One of the important pandemic consequences is the recovery of public sense and State obligations to the integral guarantee of human rights and human dignity. This includes the need to regulate employment conditions in a new digital age. The question in these scenarios is, how can fragile states resume public policy direction, when their capacity is limited, even in normal situations?

But giving greater State power and control can also give way to adoption of repressive, coercive and authoritarian measures, such as what has happened in countries where extreme repressive decrees imposing an armed curfew and threats to enforce measures with Army´s support. Subjugating bodies and controlling the population from Biopower were premises that Foucault anticipated in the last century.

An intermediate alternative has emerged from local governments. From New York to Bogotá and Medellín, they have given more timely and effective responses to the population, in contrast with homogeneous and cold ones taken from national entities. Strengthening these operations and the capacities from local functionaries and levels is important, with respective connections with national and transnational actions. Work locally, to impact globally.
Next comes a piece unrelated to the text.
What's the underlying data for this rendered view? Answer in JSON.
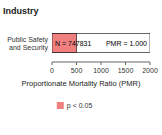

(Photo: Fundación Escuelas de Paz)
(Photo: Fundación Escuelas de Paz)

For peace education, it is an opportunity to delve into issues and values that have been flags of our movement: reinforce ethics of care, which implies attention to ourselves, to other human beings, other living beings and the environment; strengthen the requirement of comprehensive protection of rights; advance in the commitment to eliminate patriarchy and militarism; rethink new economic ways to reduce consumption and protect nature; handle conflicts in nonviolent ways to avoid increasing intrafamily abuse in times of confinement and at all times.

There are many challenges, many opportunities to permit Juan and other young people with whom we work to say:

For life, the air
For the air, the heart
For the heart, love
For love, illusion.

 

Notes & References

[1] Simulated name to protect his identity

[2] https://www.cronicadelquindio.com/noticia-completa-titulo- victimas-del-conflicto-claman-por-cese-de-violencia-ante- pandemia-cronica-del-quindio-nota-138178

[3] http://ideaspaz.org/media/website/FIP_COVID19_web_FINAL_ V3.pdf

[4] http://ideaspaz.org/media/website/FIP_COVID19_web_FINAL_V3.pdf

 

Amada Benavides is a Colombian teacher with a degree in education, postgraduate studies in social sciences and international relations. She has worked in all levels of formal education, from high schools to postgraduate faculties.  Since 2003, Amada has been president of the Peace Schools Foundation, and since 2011 fully dedicated to promoting cultures of peace through peace education in Colombia in formal and non-formal contexts. From 2004 -2011, she was a Member of the United Nations Working Group on the Use of Mercenaries, Office of the High Commissioner of Human Rights. She is now working in post-conflict territories occupied by the FARC, supporting teachers and youth in the implementation of the peace agreements.